Accept me for who I am.  Love me for who I am.  If I don't fit into that dress that you think I should fit in, or wear that hair style that you think I should wear, TOO BAD.  I am me and I love me.  I am me and you are not going to define who I am, what I should be, how I should behave. 

BUT, I will let you know I am content and satisfied at the person I look at in the morning.  I make a concious effort to walk into my bathroom, straight to the mirror and tell the person I am looking at that I love them.  As I look into those eyes I see the man I lay my head with every night kiss me good-bye as he goes to word to support the family and tell me "I love you!"  I love you too baby!  Thank you for loving me!  Thank you for supporting me!  Thank you for loving me for all my inperfections!  Thank you for believing in me and holding me when I lay in the bed crying and I need the extra push to get up and be strong! 

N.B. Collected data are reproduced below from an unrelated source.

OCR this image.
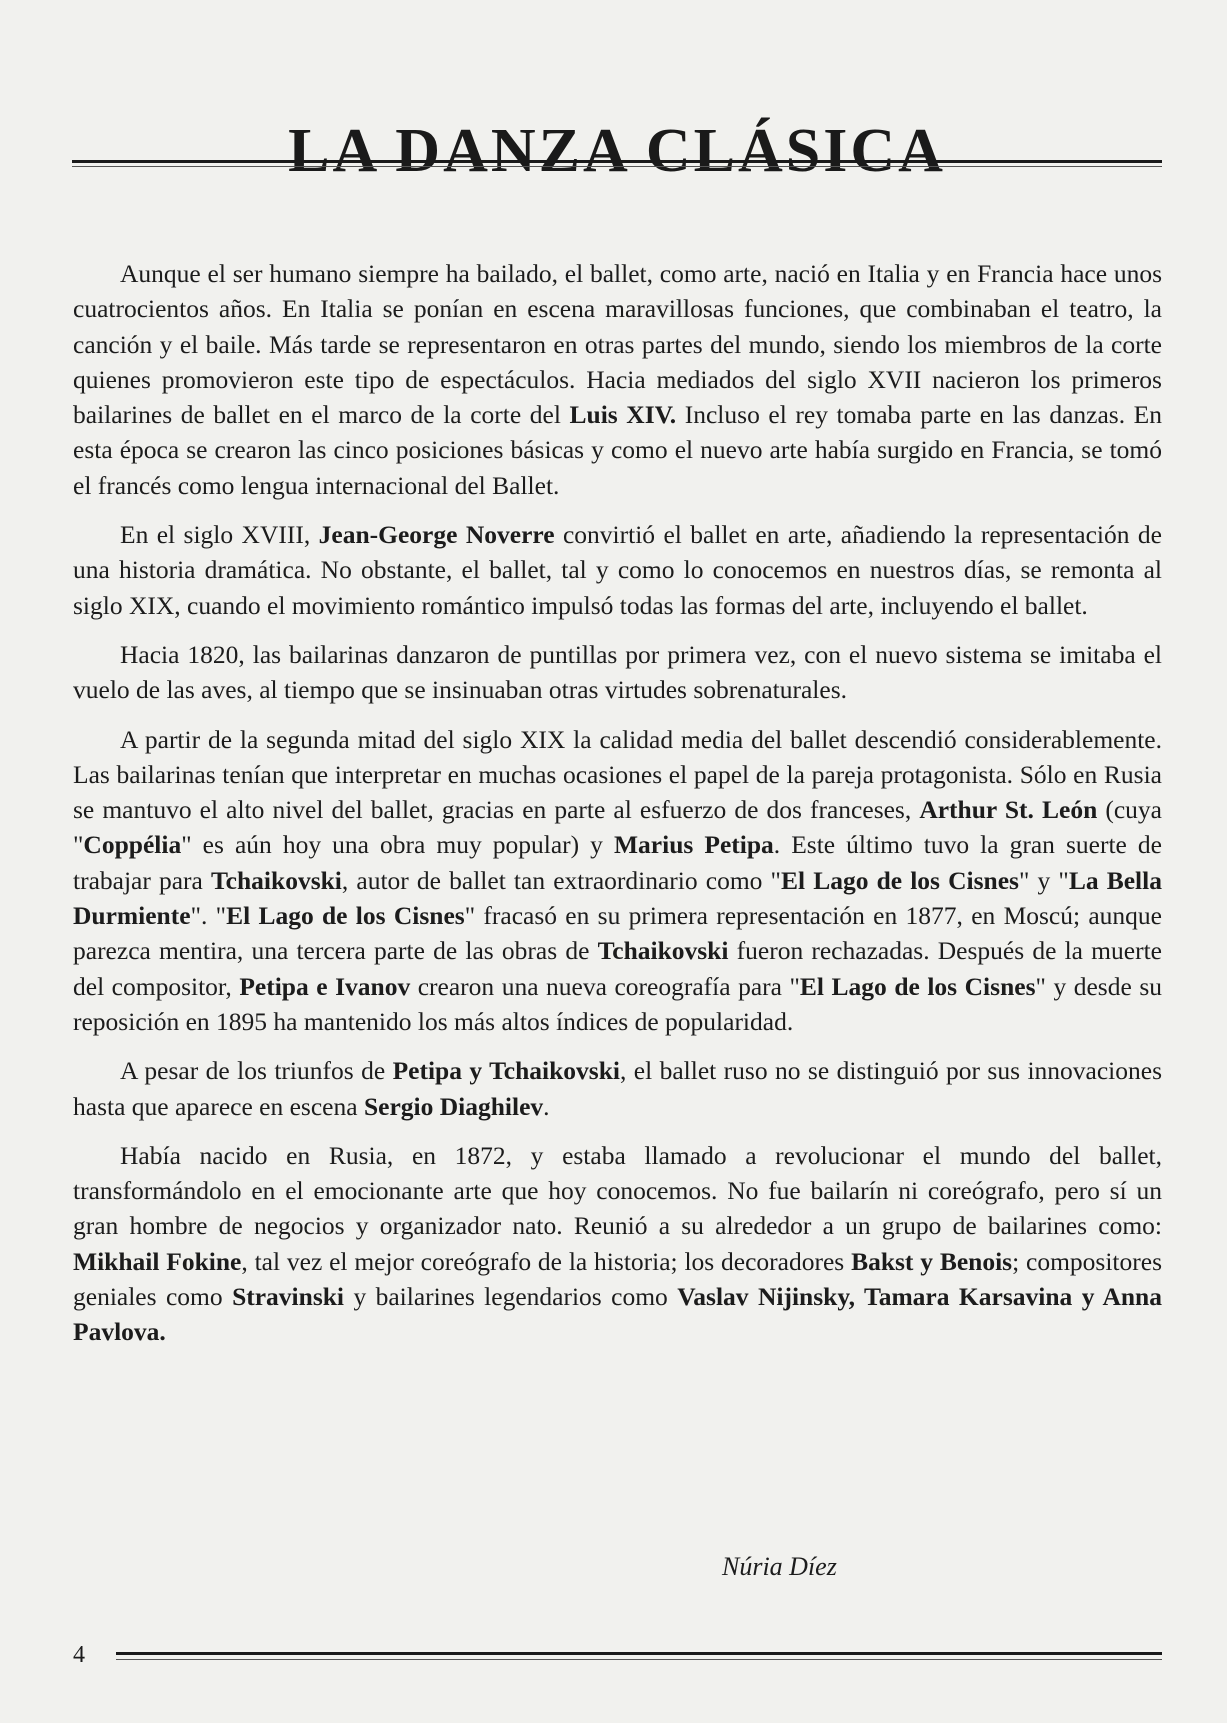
LA DANZA CLÁSICA

Aunque el ser humano siempre ha bailado, el ballet, como arte, nació en Italia y en Francia hace unos cuatrocientos años. En Italia se ponían en escena maravillosas funciones, que combinaban el teatro, la canción y el baile. Más tarde se representaron en otras partes del mundo, siendo los miembros de la corte quienes promovieron este tipo de espectáculos. Hacia mediados del siglo XVII nacieron los primeros bailarines de ballet en el marco de la corte del Luis XIV. Incluso el rey tomaba parte en las danzas. En esta época se crearon las cinco posiciones básicas y como el nuevo arte había surgido en Francia, se tomó el francés como lengua internacional del Ballet.

En el siglo XVIII, Jean-George Noverre convirtió el ballet en arte, añadiendo la representación de una historia dramática. No obstante, el ballet, tal y como lo conocemos en nuestros días, se remonta al siglo XIX, cuando el movimiento romántico impulsó todas las formas del arte, incluyendo el ballet.

Hacia 1820, las bailarinas danzaron de puntillas por primera vez, con el nuevo sistema se imitaba el vuelo de las aves, al tiempo que se insinuaban otras virtudes sobrenaturales.

A partir de la segunda mitad del siglo XIX la calidad media del ballet descendió considerablemente. Las bailarinas tenían que interpretar en muchas ocasiones el papel de la pareja protagonista. Sólo en Rusia se mantuvo el alto nivel del ballet, gracias en parte al esfuerzo de dos franceses, Arthur St. León (cuya "Coppélia" es aún hoy una obra muy popular) y Marius Petipa. Este último tuvo la gran suerte de trabajar para Tchaikovski, autor de ballet tan extraordinario como "El Lago de los Cisnes" y "La Bella Durmiente". "El Lago de los Cisnes" fracasó en su primera representación en 1877, en Moscú; aunque parezca mentira, una tercera parte de las obras de Tchaikovski fueron rechazadas. Después de la muerte del compositor, Petipa e Ivanov crearon una nueva coreografía para "El Lago de los Cisnes" y desde su reposición en 1895 ha mantenido los más altos índices de popularidad.

A pesar de los triunfos de Petipa y Tchaikovski, el ballet ruso no se distinguió por sus innovaciones hasta que aparece en escena Sergio Diaghilev.

Había nacido en Rusia, en 1872, y estaba llamado a revolucionar el mundo del ballet, transformándolo en el emocionante arte que hoy conocemos. No fue bailarín ni coreógrafo, pero sí un gran hombre de negocios y organizador nato. Reunió a su alrededor a un grupo de bailarines como: Mikhail Fokine, tal vez el mejor coreógrafo de la historia; los decoradores Bakst y Benois; compositores geniales como Stravinski y bailarines legendarios como Vaslav Nijinsky, Tamara Karsavina y Anna Pavlova.

Núria Díez
4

While I am at it, thank you to all those that didn't think I would be where I am.  Thank you to all those that did not support me.  Thank you to all those that teased me and made me feel like I was nothing when I was younger.  Thank you to all those that made me who I was.  Your hate was my fuel for a better me.  You helped make me a better person. 

Stop, you are not that powerful!  You are simply my stepping stone to a better Michelle.  You are no where near the top of the food chain of those that inspired, loved and fought for me to be successful.  You were simply that, fuel.  Everyone needs fuel.  Let's compare it to food is the fuel for the body.  Everybody needs it.  It does not make you, it simply provides fuel to the body. 

The true nutrients to my survival are those that stood by me regardless of what I was, who I was and the decisions I made.  Good or bad.  The true nutrients were those that love me unconditionally.  Thank you, you allowed me to continue when I once gave up.  You were the catalyst I needed to reach that next level of success.  You were what I needed at that very moment and no words could ever express my gratitude and love.

Hold me, kiss me and remember I am here.  I am back.  I have let go.  Yes, I write about it, but I write about it to remind me of where I was in that moment.  I write to remind myself when I lose myself in the sadness, the tears and sorrow, where I was at that very moment, where I am today and where I want to be.  I will remember that, Oh shit, we are here, move on, you are better than that!"

I am growing.  I am evolving.  I am here right now.  Thank you!